“Central bankers of the world, unite!”
Karl Marx didn’t actually write that. Marx died in 1883, many years before modern central banking became the credit-dealing kingpin that it’s become today. But his famous quotation captures the spirit of yesterday’s action by five central banks.
Five big central banks combined their powers to announce a US$112 billion dollar injection of liquidity into global financial markets. The Fed chipped in US$40 billion. The Bank of England anted up for US$46.4. The European Central Bank is in for US$20 billion, while the Swiss National Bank offered US$4 billion and the Bank of Canada US$3 billion.
Think of these bankers as manufacturers. Only their product is money. The credit crunch has damaged confidence in that product. In order to restore confidence and get people to use more of the product, the bankers are putting the money on sale. Everything must go! Act now while supplies last…or we’ll make more!
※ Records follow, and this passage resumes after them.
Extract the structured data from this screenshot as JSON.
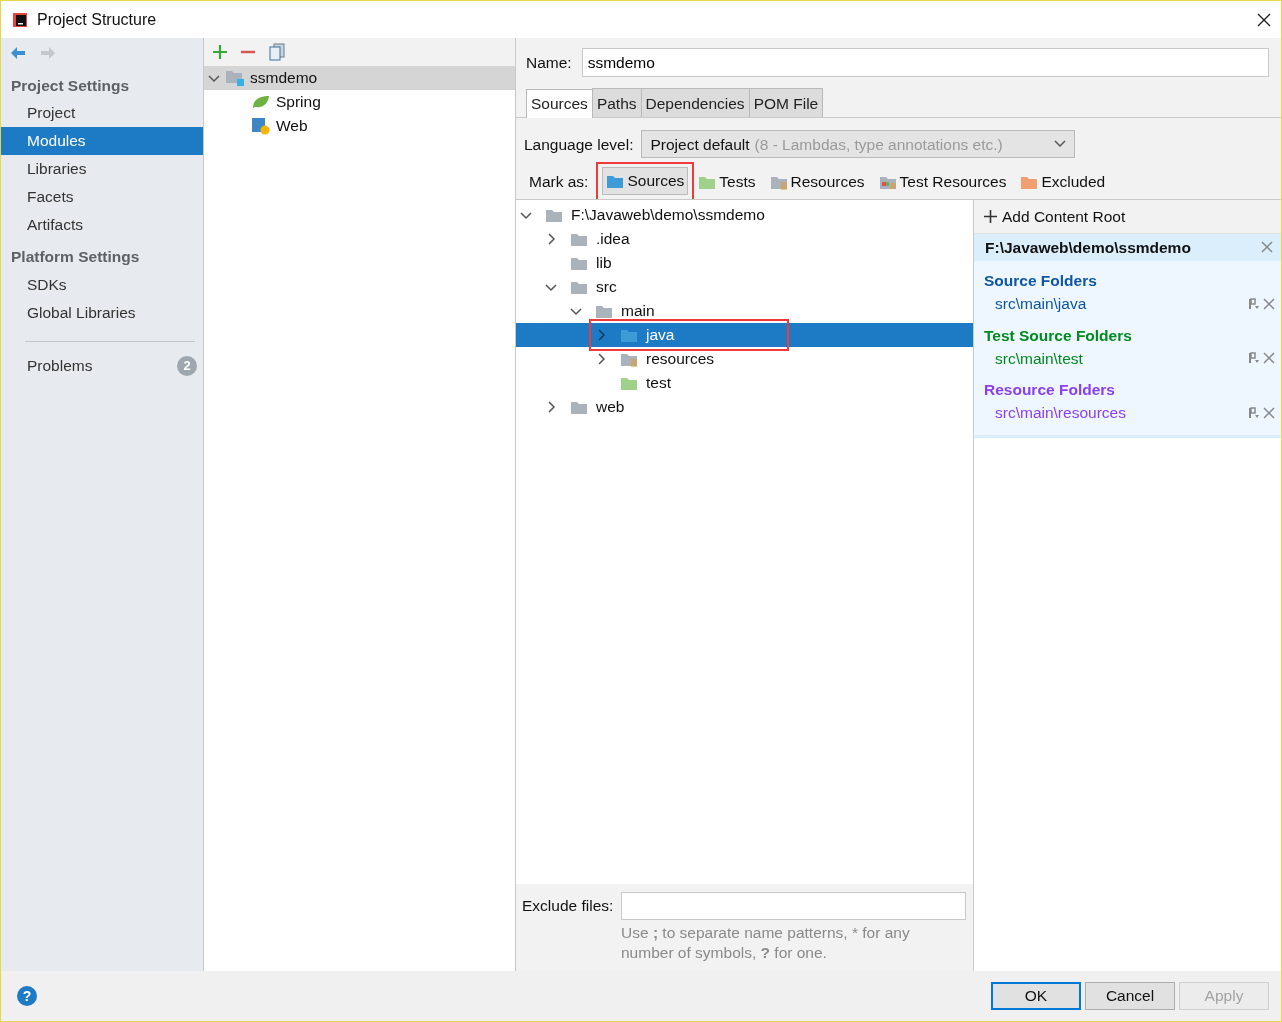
{
  "window": {
    "title": "Project Structure"
  },
  "nav": {
    "back": {
      "disabled": false
    },
    "forward": {
      "disabled": true
    }
  },
  "sidebar": {
    "sections": [
      {
        "heading": "Project Settings",
        "items": [
          {
            "label": "Project",
            "selected": false
          },
          {
            "label": "Modules",
            "selected": true
          },
          {
            "label": "Libraries",
            "selected": false
          },
          {
            "label": "Facets",
            "selected": false
          },
          {
            "label": "Artifacts",
            "selected": false
          }
        ]
      },
      {
        "heading": "Platform Settings",
        "items": [
          {
            "label": "SDKs",
            "selected": false
          },
          {
            "label": "Global Libraries",
            "selected": false
          }
        ]
      }
    ],
    "problems": {
      "label": "Problems",
      "count": "2"
    }
  },
  "modules": {
    "tree": [
      {
        "label": "ssmdemo",
        "kind": "module",
        "expanded": true,
        "selected": true,
        "children": [
          {
            "label": "Spring",
            "kind": "spring",
            "selected": false
          },
          {
            "label": "Web",
            "kind": "web",
            "selected": false
          }
        ]
      }
    ]
  },
  "name_field": {
    "label": "Name:",
    "value": "ssmdemo"
  },
  "tabs": [
    {
      "label": "Sources",
      "selected": true
    },
    {
      "label": "Paths",
      "selected": false
    },
    {
      "label": "Dependencies",
      "selected": false
    },
    {
      "label": "POM File",
      "selected": false
    }
  ],
  "language_level": {
    "label": "Language level:",
    "value": "Project default",
    "detail": "(8 - Lambdas, type annotations etc.)"
  },
  "mark_as": {
    "label": "Mark as:",
    "buttons": [
      {
        "label": "Sources",
        "kind": "source",
        "pressed": true,
        "highlighted": true
      },
      {
        "label": "Tests",
        "kind": "test",
        "pressed": false,
        "highlighted": false
      },
      {
        "label": "Resources",
        "kind": "resources",
        "pressed": false,
        "highlighted": false
      },
      {
        "label": "Test Resources",
        "kind": "test-resources",
        "pressed": false,
        "highlighted": false
      },
      {
        "label": "Excluded",
        "kind": "excluded",
        "pressed": false,
        "highlighted": false
      }
    ]
  },
  "folder_tree": [
    {
      "label": "F:\\Javaweb\\demo\\ssmdemo",
      "kind": "plain",
      "expanded": true,
      "selected": false,
      "highlighted": false,
      "children": [
        {
          "label": ".idea",
          "kind": "plain",
          "expanded": false,
          "selected": false,
          "highlighted": false
        },
        {
          "label": "lib",
          "kind": "plain",
          "selected": false,
          "highlighted": false
        },
        {
          "label": "src",
          "kind": "plain",
          "expanded": true,
          "selected": false,
          "highlighted": false,
          "children": [
            {
              "label": "main",
              "kind": "plain",
              "expanded": true,
              "selected": false,
              "highlighted": false,
              "children": [
                {
                  "label": "java",
                  "kind": "source",
                  "expanded": false,
                  "selected": true,
                  "highlighted": true
                },
                {
                  "label": "resources",
                  "kind": "resources",
                  "expanded": false,
                  "selected": false,
                  "highlighted": false
                },
                {
                  "label": "test",
                  "kind": "test",
                  "selected": false,
                  "highlighted": false
                }
              ]
            }
          ]
        },
        {
          "label": "web",
          "kind": "plain",
          "expanded": false,
          "selected": false,
          "highlighted": false
        }
      ]
    }
  ],
  "content_root": {
    "add_label": "Add Content Root",
    "path": "F:\\Javaweb\\demo\\ssmdemo",
    "groups": [
      {
        "title": "Source Folders",
        "color": "#0d56a6",
        "folders": [
          "src\\main\\java"
        ]
      },
      {
        "title": "Test Source Folders",
        "color": "#008a1e",
        "folders": [
          "src\\main\\test"
        ]
      },
      {
        "title": "Resource Folders",
        "color": "#8a3ff0",
        "folders": [
          "src\\main\\resources"
        ]
      }
    ]
  },
  "exclude_files": {
    "label": "Exclude files:",
    "hint": "Use **;** to separate name patterns, * for any number of symbols, **?** for one."
  },
  "help": "?",
  "buttons": [
    {
      "label": "OK",
      "default": true,
      "disabled": false
    },
    {
      "label": "Cancel",
      "default": false,
      "disabled": false
    },
    {
      "label": "Apply",
      "default": false,
      "disabled": true
    }
  ]
}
What really is going on? There’s a bear market in trust. This coordinated policy announcement is designed to restore trust by attacking…something. “This is shock and awe,” Lehman Brothers (NYSE:LEH) fixed-income strategist Fred Goodwin told Bloomberg. “The fact that it’s coordinated means they have joined together in the war to attack the problem, which is that banks don’t trust each other.”
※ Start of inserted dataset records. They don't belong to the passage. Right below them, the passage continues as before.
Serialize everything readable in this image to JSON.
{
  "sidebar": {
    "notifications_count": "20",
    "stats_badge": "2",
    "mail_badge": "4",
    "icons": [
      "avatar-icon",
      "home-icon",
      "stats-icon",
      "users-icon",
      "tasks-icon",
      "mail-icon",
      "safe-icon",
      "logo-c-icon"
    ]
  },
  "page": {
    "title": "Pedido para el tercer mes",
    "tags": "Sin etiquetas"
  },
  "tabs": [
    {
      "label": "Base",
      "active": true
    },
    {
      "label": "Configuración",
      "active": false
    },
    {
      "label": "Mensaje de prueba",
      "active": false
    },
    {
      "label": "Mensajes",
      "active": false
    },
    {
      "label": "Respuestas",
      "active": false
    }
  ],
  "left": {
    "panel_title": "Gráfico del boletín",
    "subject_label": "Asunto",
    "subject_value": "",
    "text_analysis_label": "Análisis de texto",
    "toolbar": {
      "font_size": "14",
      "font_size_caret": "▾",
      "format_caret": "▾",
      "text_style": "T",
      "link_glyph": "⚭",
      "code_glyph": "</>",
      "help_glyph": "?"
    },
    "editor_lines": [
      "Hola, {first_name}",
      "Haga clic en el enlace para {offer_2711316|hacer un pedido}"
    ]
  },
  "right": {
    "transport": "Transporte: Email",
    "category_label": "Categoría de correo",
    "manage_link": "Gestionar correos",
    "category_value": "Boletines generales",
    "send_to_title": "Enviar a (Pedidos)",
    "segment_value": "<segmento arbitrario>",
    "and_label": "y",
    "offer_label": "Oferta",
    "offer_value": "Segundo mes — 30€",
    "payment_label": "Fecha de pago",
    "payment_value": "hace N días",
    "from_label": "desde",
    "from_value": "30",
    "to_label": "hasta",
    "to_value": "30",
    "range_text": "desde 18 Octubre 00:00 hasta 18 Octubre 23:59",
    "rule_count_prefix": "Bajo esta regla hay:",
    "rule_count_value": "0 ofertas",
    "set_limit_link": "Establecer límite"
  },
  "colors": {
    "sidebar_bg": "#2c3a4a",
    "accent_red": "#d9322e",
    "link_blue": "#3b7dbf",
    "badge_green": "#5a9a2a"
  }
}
Of course bankers don’t trust one another. They know how the whole game works. And they know that right now, lending to one another is a bad risk. Or, as Bank of Canada Governor David Dodge said, “The interbank market isn’t working very well, and when the interbank market doesn’t work very well globally, this creates some problems…It’s part of our normal role as central banks to try to, if you will, unblock that.”
Is he trying to say the credit market is constipated?
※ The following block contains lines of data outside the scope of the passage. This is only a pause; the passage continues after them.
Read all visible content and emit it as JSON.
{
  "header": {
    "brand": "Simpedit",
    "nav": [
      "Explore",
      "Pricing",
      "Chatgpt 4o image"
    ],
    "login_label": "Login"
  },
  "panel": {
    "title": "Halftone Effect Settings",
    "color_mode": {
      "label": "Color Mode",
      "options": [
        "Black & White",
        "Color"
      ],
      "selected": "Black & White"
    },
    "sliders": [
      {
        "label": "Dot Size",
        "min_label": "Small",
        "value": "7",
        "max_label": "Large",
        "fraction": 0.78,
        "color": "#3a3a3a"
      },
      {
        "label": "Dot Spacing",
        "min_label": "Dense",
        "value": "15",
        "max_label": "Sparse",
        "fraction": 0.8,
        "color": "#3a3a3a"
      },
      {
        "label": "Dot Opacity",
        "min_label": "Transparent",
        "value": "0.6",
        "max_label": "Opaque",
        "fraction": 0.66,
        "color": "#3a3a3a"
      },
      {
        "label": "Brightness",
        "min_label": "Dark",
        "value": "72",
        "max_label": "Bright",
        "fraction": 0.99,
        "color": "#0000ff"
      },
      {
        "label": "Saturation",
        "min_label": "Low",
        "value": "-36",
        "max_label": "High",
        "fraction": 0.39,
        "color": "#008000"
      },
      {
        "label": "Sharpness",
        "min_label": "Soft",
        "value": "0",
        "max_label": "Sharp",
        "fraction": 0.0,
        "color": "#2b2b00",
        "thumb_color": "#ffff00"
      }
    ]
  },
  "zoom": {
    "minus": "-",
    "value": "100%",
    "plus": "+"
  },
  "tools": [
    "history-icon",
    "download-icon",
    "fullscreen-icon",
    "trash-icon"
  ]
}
Stock markets at first cheered the news that the credit markets might become “unblocked”. “News that global central banks are pledging liquidity was a positive for the market early in the trading day, but, upon further reflection, some might be pondering if it’s really a solution, or further evidence of just how deeply embedded the problems in the financial system have become,” Frederic Ruffy at Optionetics told Bloomberg.
Upon further review, stocks were not convinced. The Dow opened up early, but fell over 300 points from its intraday high before finally settling on a modest gain for the day. It looks like the central bankers are going to have to try something else to get stock market on their side.